So how do you make this dream a reality? You need to work the debt snowball and follow the plan for paying off your debt once and for all. Take control of your money instead of watching your hard-earned cash disappear month after month.
Myth: You need to pay off the debt with the highest interest rate first to get out of debt quickly.
Truth: You should knock out the smallest debt first to create momentum in your debt snowball.
What Is the Debt Snowball Method?
When you begin Baby Step 2, you’ll start working on your debt snowball. This means you’re current on all your bills and have $1,000 saved in a starter emergency fund. The debt snowball method helps you stay motivated while paying off your debt by starting with the smallest debt and working your way up to the largest.
But wait. Doesn’t it make sense mathematically to pay on the debt with the highest interest rate first? Wouldn’t that save you the most money?
Maybe. But if you begin with the biggest one, you might think you’re not making fast enough progress, lose steam, and quit before you even get close to finishing. It’s important to pay your debts in a way that keeps you motivated until you’ve wiped them all out. Those quick wins will pump you up!
And that happens when you start with the smallest debt. Once you’ve saved your $1,000 starter emergency fund, list all your debts (except the house) smallest to largest. Now it’s time to get rid of them ASAP with the debt snowball.
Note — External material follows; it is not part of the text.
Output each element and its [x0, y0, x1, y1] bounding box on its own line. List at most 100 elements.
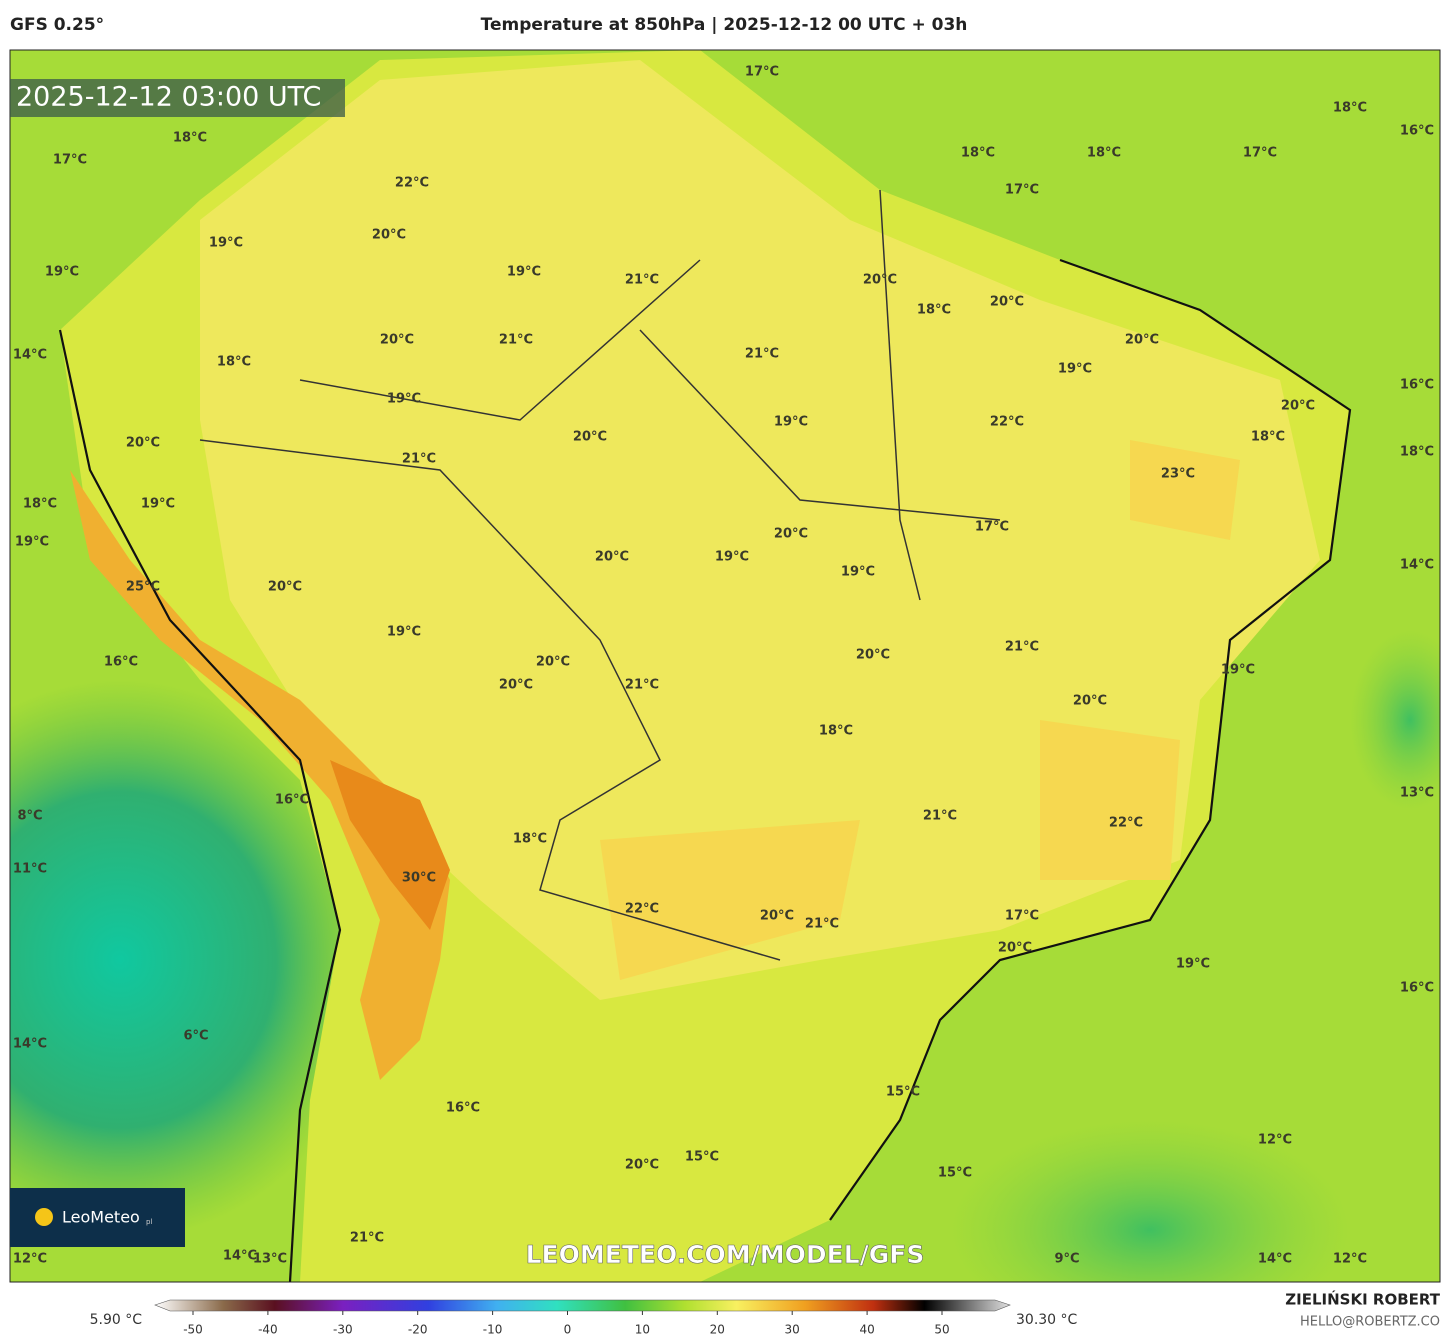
logo: LeoMeteo: [62, 1208, 140, 1227]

Here’s How the Debt Snowball Works
Step 1: List your debts from smallest to largest.
Step 2: Make minimum payments on all debts except the smallest—throw as much money as you can at that one. Once that debt is gone, take its payment and apply it to the next smallest debt while continuing to make minimum payments on the rest.
Step 3: Repeat this method as you plow your way through debt. The more you pay off, the more your freed-up money grows—like a snowball rolling downhill.
- Credit card 1: $500 at 13% with a monthly payment of $25
- Credit card 2: $1,000 at 19% with a monthly payment of $50
- Car loan: $6,000 at 4% over four years with a monthly payment of $135
- Student loan: $15,000 at 5% over 10 years with a monthly payment of $159
If you pay the minimums on everything and add an extra $100 to the smallest credit card payment, you’ll pay it off in four months. Then you can attack the second credit card to the tune of $175 per month ($100 plus the newly freed-up $25, plus the $50 payment you’re already making). That one will be gone in five months. Now you have $310 a month ($175 plus $135) to put toward the car! At that rate, the car loan will hit the road in 15 months! By the time you get to the student loan, you’ll be paying $469 on it each month! You’ll wave goodbye to Sallie Mae in another 24 months and be totally out of debt.
That’s what happens when you have focused intensity and start with your smallest debt—it leads to big results!